In the current financial year up to July 31, 2023, the government has successfully raised a substantial amount of Rs 5.77 trillion by issuing dated securities, as stated by Finance Minister Nirmala Sitharaman on Tuesday.
Within the same period, a net amount of Rs 4.18 trillion has been raised through this financial instrument. Government borrowing involves various sources, such as dated securities, treasury bills, external loans, and state provident funds.
NEW DELHI: For the fiscal year 2023-24, the central government has planned to secure net debt resources amounting to Rs 17.99 trillion from various sources, primarily to fund its fiscal deficit, as mentioned in the finance minister's written reply to the Rajya Sabha.
"The proposed amount constitutes approximately 40 per cent of the total net size of the Union Budget 2023-24, which stands at Rs 45.03 trillion," she further added.
In the upcoming fiscal year (FY24), the government aims for a gross market borrowing of Rs 15.4 trillion from dated securities, which surpasses the total borrowing of Rs 14.21 trillion in FY23.
It is important to note that entities like the National Highway Authority of India borrow based on their own balance sheets, according to the finance minister.
Regarding another matter, Sitharaman disclosed that banks and financial institutions are obligated to submit lists of wilful defaulters with outstanding amounts of Rs 25 lakh and above to credit information companies (CICs). Moreover, CICs have been advised to make information related to suit filed accounts of wilful defaulters available on their respective websites, following RBI guidelines. Consequently, lists of suit-filed wilful defaulters with outstanding amounts of Rs 25 lakh and above are accessible in the public domain through the websites of Credit Information Companies (CICs).
In accordance with RBI's instructions, wilful defaulters are barred from receiving any additional facilities from banks or financial institutions, and their units are debarred from institutional finance for five years if they plan to initiate new ventures. Additionally, wilful defaulters and companies with wilful defaulters as promoters/directors are prohibited from accessing capital markets to raise funds. Sitharaman also mentioned that the Insolvency and Bankruptcy Code 2016 restricts wilful defaulters from participating in the insolvency resolution process.
Furthermore, the gross non-performing assets (NPAs) of scheduled commercial banks (SCBs) have demonstrated a downward trend over the last three financial years. The gross NPA ratio decreased from 7.33 per cent (Rs 8.35 lakh crore) as of March 31, 2021, to 5.82 per cent (Rs 7.42 lakh crore) as of March 31, 2022, and further to 3.87 per cent (Rs 5.71 lakh crore) as of March 31, 2023, said the finance minister.

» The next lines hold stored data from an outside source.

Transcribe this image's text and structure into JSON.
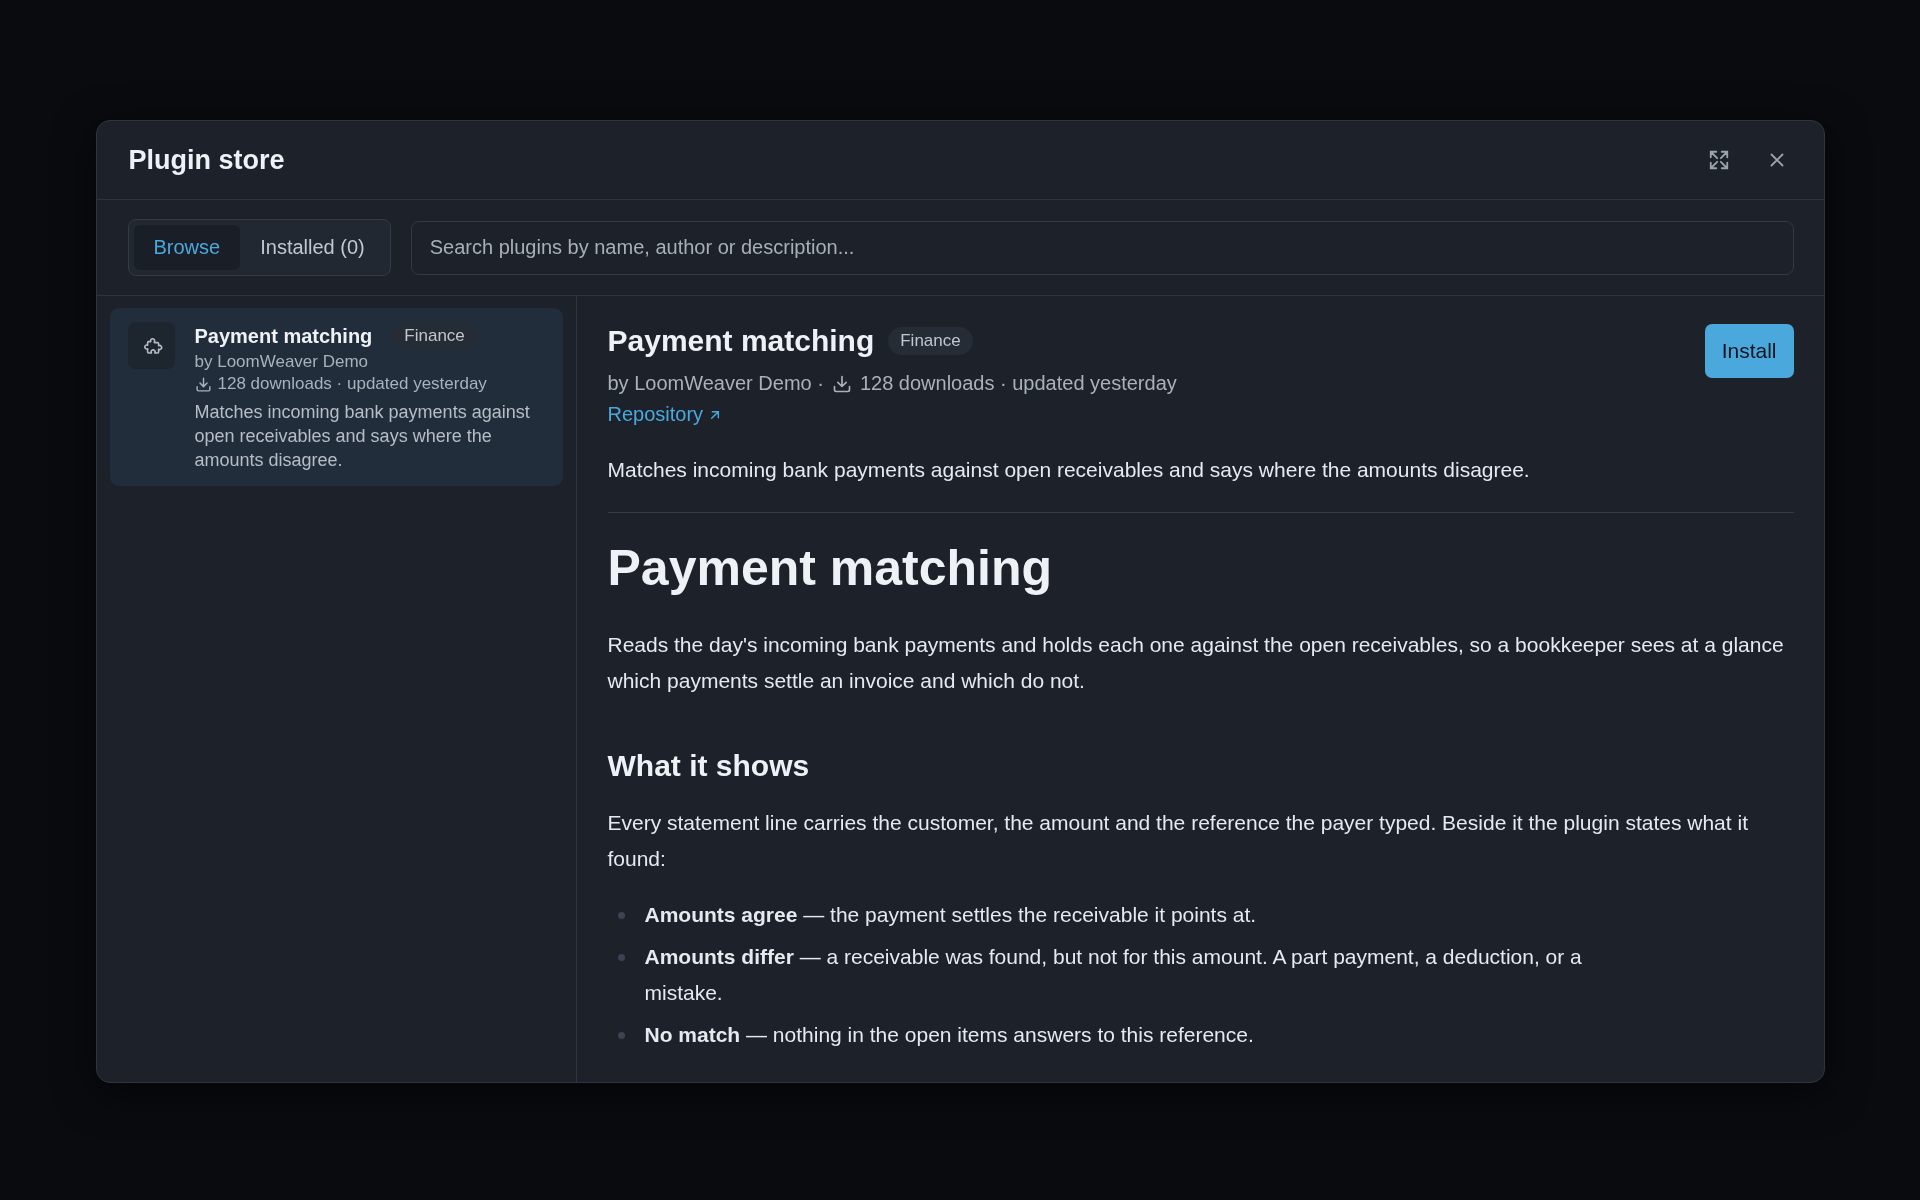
{
  "dialog": {
    "title": "Plugin store"
  },
  "tabs": [
    {
      "label": "Browse",
      "selected": true
    },
    {
      "label": "Installed (0)",
      "selected": false
    }
  ],
  "search": {
    "placeholder": "Search plugins by name, author or description..."
  },
  "plugins": [
    {
      "name": "Payment matching",
      "category": "Finance",
      "author": "by LoomWeaver Demo",
      "stats": "128 downloads · updated yesterday",
      "description": "Matches incoming bank payments against open receivables and says where the amounts disagree.",
      "selected": true
    }
  ],
  "detail": {
    "name": "Payment matching",
    "category": "Finance",
    "author": "by LoomWeaver Demo ·",
    "stats": "128 downloads · updated yesterday",
    "repository": "Repository",
    "install": "Install",
    "summary": "Matches incoming bank payments against open receivables and says where the amounts disagree.",
    "heading": "Payment matching",
    "intro": "Reads the day's incoming bank payments and holds each one against the open receivables, so a bookkeeper sees at a glance which payments settle an invoice and which do not.",
    "subheading": "What it shows",
    "paragraph": "Every statement line carries the customer, the amount and the reference the payer typed. Beside it the plugin states what it found:",
    "bullets": [
      "**Amounts agree** — the payment settles the receivable it points at.",
      "**Amounts differ** — a receivable was found, but not for this amount. A part payment, a deduction, or a mistake.",
      "**No match** — nothing in the open items answers to this reference."
    ]
  }
}
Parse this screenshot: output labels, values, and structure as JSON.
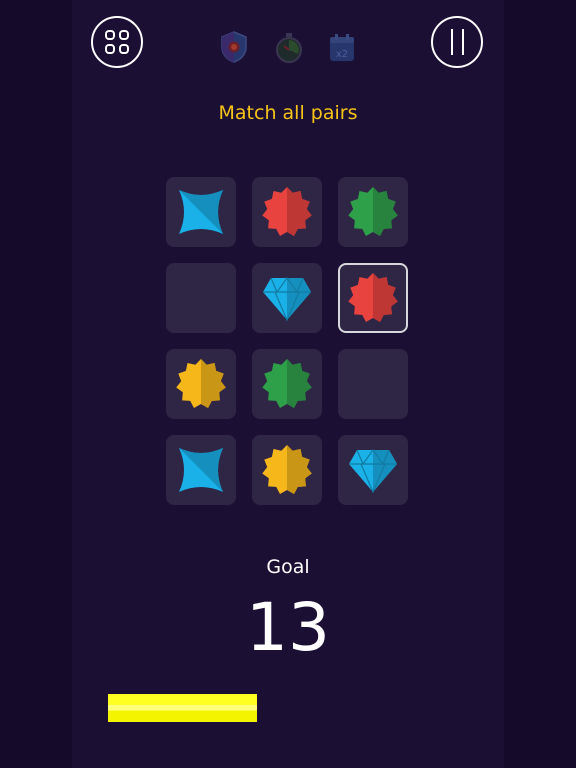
{
  "header": {
    "menu_icon": "grid-icon",
    "pause_icon": "pause-icon",
    "powerups": [
      {
        "icon": "shield-icon",
        "color": "#2a3f7a"
      },
      {
        "icon": "stopwatch-icon",
        "color": "#2e4a3a"
      },
      {
        "icon": "double-calendar-icon",
        "label": "x2",
        "color": "#2a3f7a"
      }
    ]
  },
  "instruction": "Match all pairs",
  "board": {
    "rows": 4,
    "cols": 3,
    "tiles": [
      {
        "shape": "four-point-star",
        "color": "#1ab0e8"
      },
      {
        "shape": "badge-star",
        "color": "#e8433f"
      },
      {
        "shape": "badge-star",
        "color": "#2fa04a"
      },
      {
        "shape": "empty"
      },
      {
        "shape": "diamond",
        "color": "#1ab0e8"
      },
      {
        "shape": "badge-star",
        "color": "#e8433f",
        "selected": true
      },
      {
        "shape": "badge-star",
        "color": "#f6b71a"
      },
      {
        "shape": "badge-star",
        "color": "#2fa04a"
      },
      {
        "shape": "empty"
      },
      {
        "shape": "four-point-star",
        "color": "#1ab0e8"
      },
      {
        "shape": "badge-star",
        "color": "#f6b71a"
      },
      {
        "shape": "diamond",
        "color": "#1ab0e8"
      }
    ]
  },
  "goal": {
    "label": "Goal",
    "value": "13"
  },
  "progress": {
    "fraction": 0.415,
    "color": "#ffff22"
  }
}
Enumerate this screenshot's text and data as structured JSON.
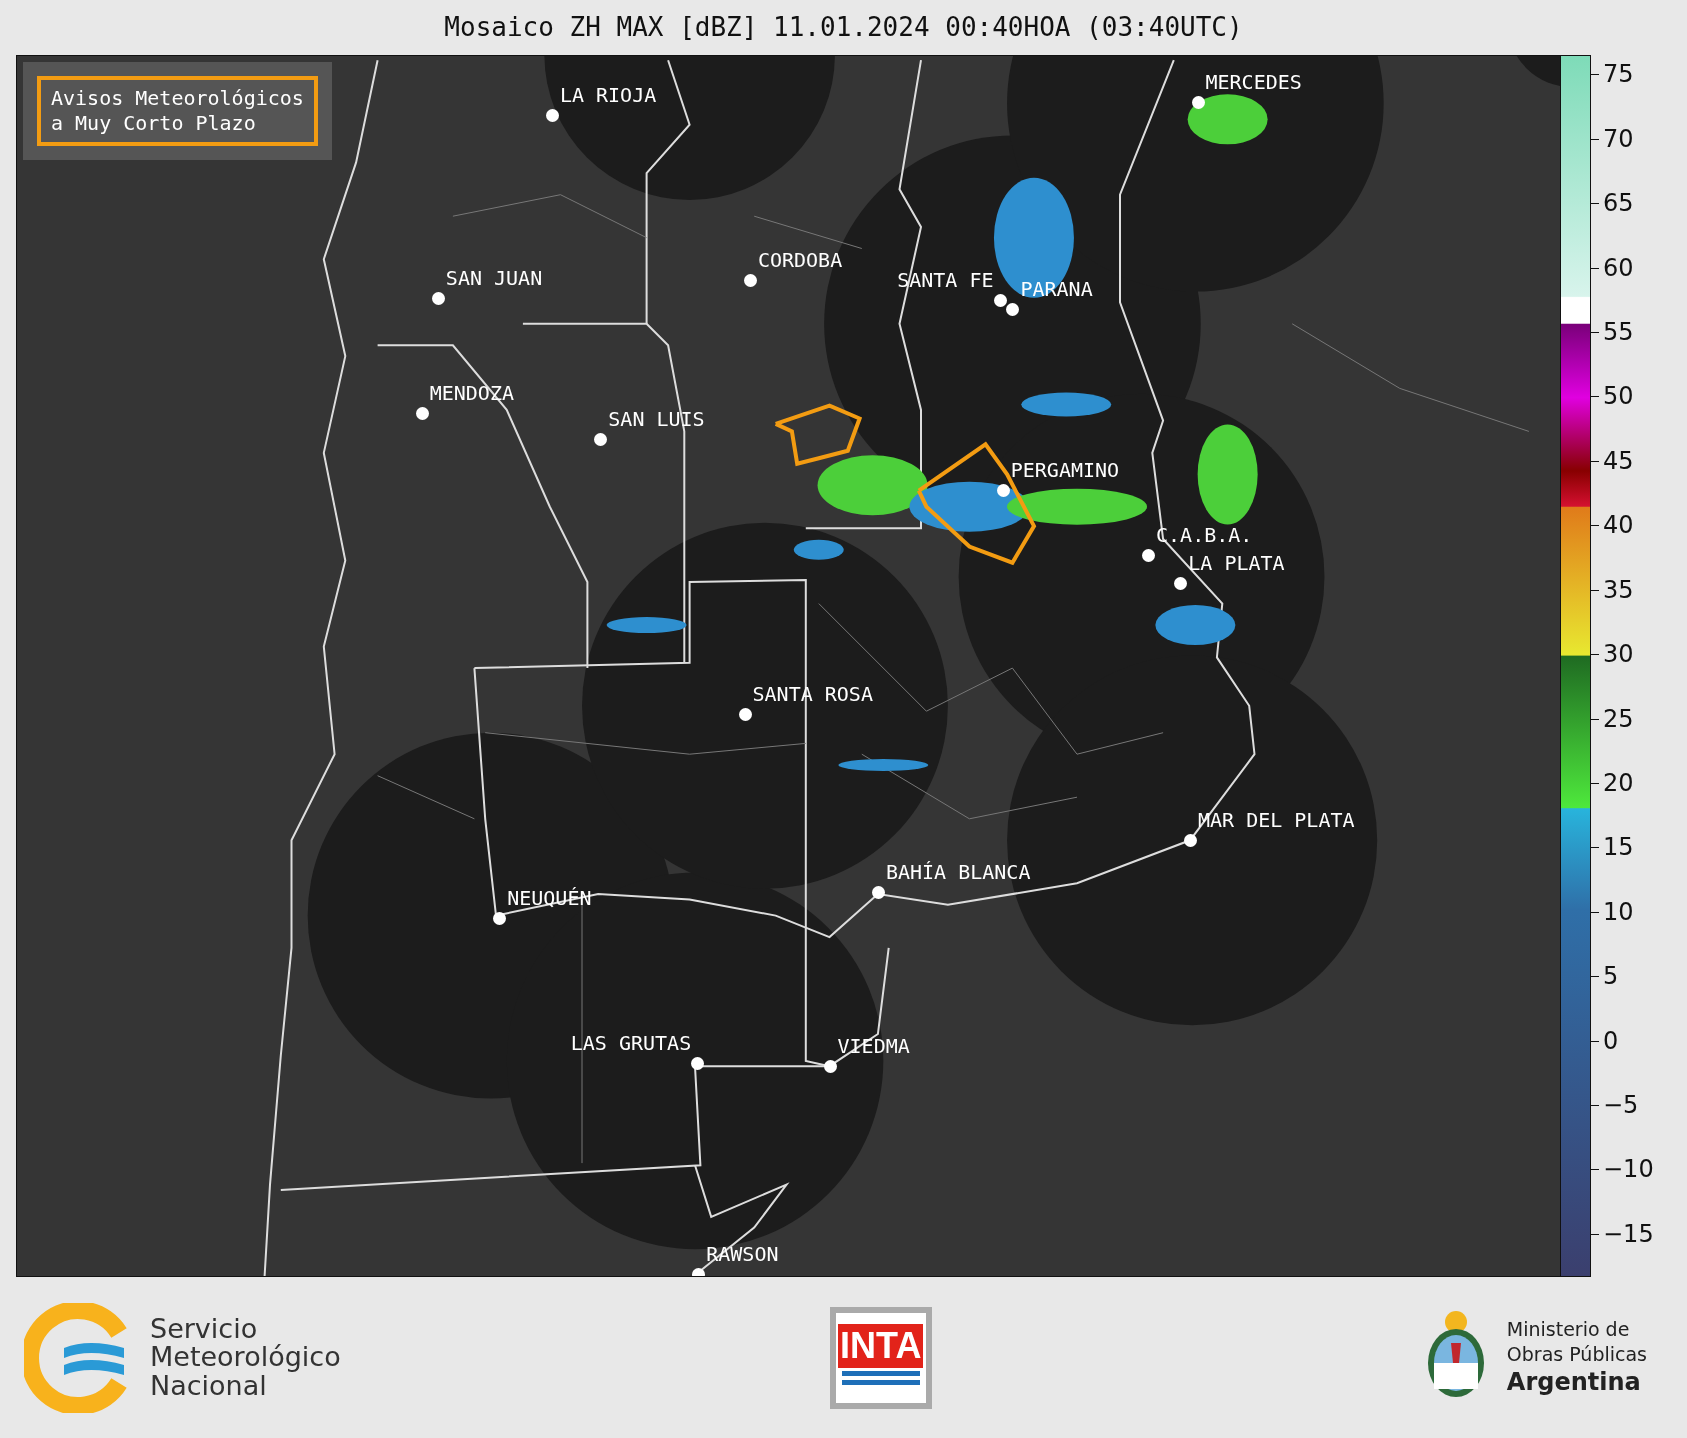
{
  "title": "Mosaico ZH MAX [dBZ] 11.01.2024 00:40HOA (03:40UTC)",
  "legend": {
    "lines": [
      "Avisos Meteorológicos",
      "a Muy Corto Plazo"
    ]
  },
  "cities": [
    {
      "name": "LA RIOJA"
    },
    {
      "name": "MERCEDES"
    },
    {
      "name": "CORDOBA"
    },
    {
      "name": "SAN JUAN"
    },
    {
      "name": "SANTA FE"
    },
    {
      "name": "PARANA"
    },
    {
      "name": "MENDOZA"
    },
    {
      "name": "SAN LUIS"
    },
    {
      "name": "PERGAMINO"
    },
    {
      "name": "C.A.B.A."
    },
    {
      "name": "LA PLATA"
    },
    {
      "name": "SANTA ROSA"
    },
    {
      "name": "MAR DEL PLATA"
    },
    {
      "name": "BAHÍA BLANCA"
    },
    {
      "name": "NEUQUÉN"
    },
    {
      "name": "LAS GRUTAS"
    },
    {
      "name": "VIEDMA"
    },
    {
      "name": "RAWSON"
    }
  ],
  "colorbar_ticks": [
    "75",
    "70",
    "65",
    "60",
    "55",
    "50",
    "45",
    "40",
    "35",
    "30",
    "25",
    "20",
    "15",
    "10",
    "5",
    "0",
    "−5",
    "−10",
    "−15"
  ],
  "footer": {
    "smn_lines": [
      "Servicio",
      "Meteorológico",
      "Nacional"
    ],
    "inta_text": "INTA",
    "ministry_lines": [
      "Ministerio de",
      "Obras Públicas",
      "Argentina"
    ]
  }
}
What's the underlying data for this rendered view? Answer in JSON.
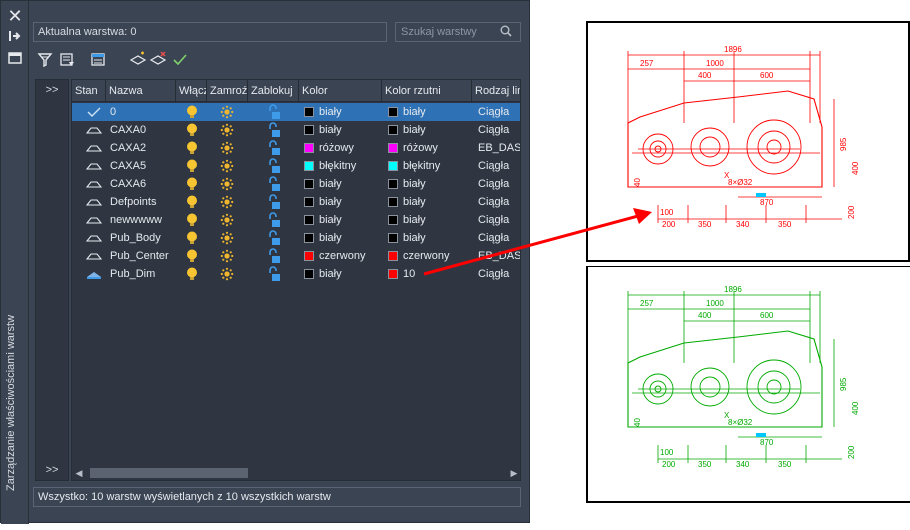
{
  "strip": {
    "close_icon": "close-icon",
    "title": "Zarządzanie właściwościami warstw"
  },
  "header": {
    "current_layer": "Aktualna warstwa: 0",
    "search_placeholder": "Szukaj warstwy"
  },
  "left_pane": {
    "expand_top": ">>",
    "expand_bottom": ">>"
  },
  "columns": [
    "Stan",
    "Nazwa",
    "Włącz",
    "Zamroź",
    "Zablokuj",
    "Kolor",
    "Kolor rzutni",
    "Rodzaj lin"
  ],
  "layers": [
    {
      "name": "0",
      "color": "biały",
      "vp_color": "biały",
      "linetype": "Ciągła",
      "swatch": "#000000",
      "vp_swatch": "#000000",
      "current": true
    },
    {
      "name": "CAXA0",
      "color": "biały",
      "vp_color": "biały",
      "linetype": "Ciągła",
      "swatch": "#000000",
      "vp_swatch": "#000000",
      "current": false
    },
    {
      "name": "CAXA2",
      "color": "różowy",
      "vp_color": "różowy",
      "linetype": "EB_DAS",
      "swatch": "#ff00ff",
      "vp_swatch": "#ff00ff",
      "current": false
    },
    {
      "name": "CAXA5",
      "color": "błękitny",
      "vp_color": "błękitny",
      "linetype": "Ciągła",
      "swatch": "#00ffff",
      "vp_swatch": "#00ffff",
      "current": false
    },
    {
      "name": "CAXA6",
      "color": "biały",
      "vp_color": "biały",
      "linetype": "Ciągła",
      "swatch": "#000000",
      "vp_swatch": "#000000",
      "current": false
    },
    {
      "name": "Defpoints",
      "color": "biały",
      "vp_color": "biały",
      "linetype": "Ciągła",
      "swatch": "#000000",
      "vp_swatch": "#000000",
      "current": false
    },
    {
      "name": "newwwww",
      "color": "biały",
      "vp_color": "biały",
      "linetype": "Ciągła",
      "swatch": "#000000",
      "vp_swatch": "#000000",
      "current": false
    },
    {
      "name": "Pub_Body",
      "color": "biały",
      "vp_color": "biały",
      "linetype": "Ciągła",
      "swatch": "#000000",
      "vp_swatch": "#000000",
      "current": false
    },
    {
      "name": "Pub_Center",
      "color": "czerwony",
      "vp_color": "czerwony",
      "linetype": "EB_DAS",
      "swatch": "#ff0000",
      "vp_swatch": "#ff0000",
      "current": false
    },
    {
      "name": "Pub_Dim",
      "color": "biały",
      "vp_color": "10",
      "linetype": "Ciągła",
      "swatch": "#000000",
      "vp_swatch": "#ff0000",
      "current": false
    }
  ],
  "status": "Wszystko:  10 warstw wyświetlanych z 10 wszystkich warstw",
  "drawing": {
    "top": {
      "color": "#ff0000",
      "dims": [
        "1896",
        "257",
        "1000",
        "400",
        "600",
        "985",
        "400",
        "40",
        "8×Ø32",
        "870",
        "200",
        "100",
        "200",
        "350",
        "340",
        "350",
        "X"
      ]
    },
    "bottom": {
      "color": "#00aa00",
      "dims": [
        "1896",
        "257",
        "1000",
        "400",
        "600",
        "985",
        "400",
        "40",
        "8×Ø32",
        "870",
        "200",
        "100",
        "200",
        "350",
        "340",
        "350",
        "X"
      ]
    },
    "arrow_color": "#ff0000"
  },
  "colors": {
    "panel": "#3b4453",
    "grid": "#2f3642",
    "selection": "#2e72b5",
    "bulb": "#f7c531",
    "sun": "#f0b52e",
    "lock": "#3d9be9"
  }
}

Responding to queries about fraud cases, Sitharaman conveyed that the RBI does not maintain data regarding the amount written off in accounts declared as fraud. However, based on RBI data regarding fraud occurrences, the amount involved in fraud for Scheduled Commercial Banks (SCBs) declined from Rs 12,819.57 crore in the financial year (FY) 2020-21 to Rs 6,979.72 crore in FY 2021-22, and further to Rs 1,650.27 crore in FY 2022-23, for amounts of Rs 1 lakh and above.
As part of the actions taken against fraud cases, banks are required to promptly lodge complaints with law enforcement agencies upon detecting fraud. The Directorate of Enforcement (ED) reported that as of July 28, 2023, they are investigating 848 bank fraud cases involving both public and private sector banks under the provisions of the Prevention of Money Laundering Act, 2002 (PMLA). Necessary actions have been taken in accordance with the PMLA provisions, leading to the attachment of proceeds of crime worth approximately Rs 62,179 crore. Furthermore, 112 individuals have been arrested in these cases, and 195 prosecution complaints have been filed before the PMLA special court. Additionally, assets amounting to Rs 15,113.02 crore have been confiscated and restituted to the PSBs in connection with these cases.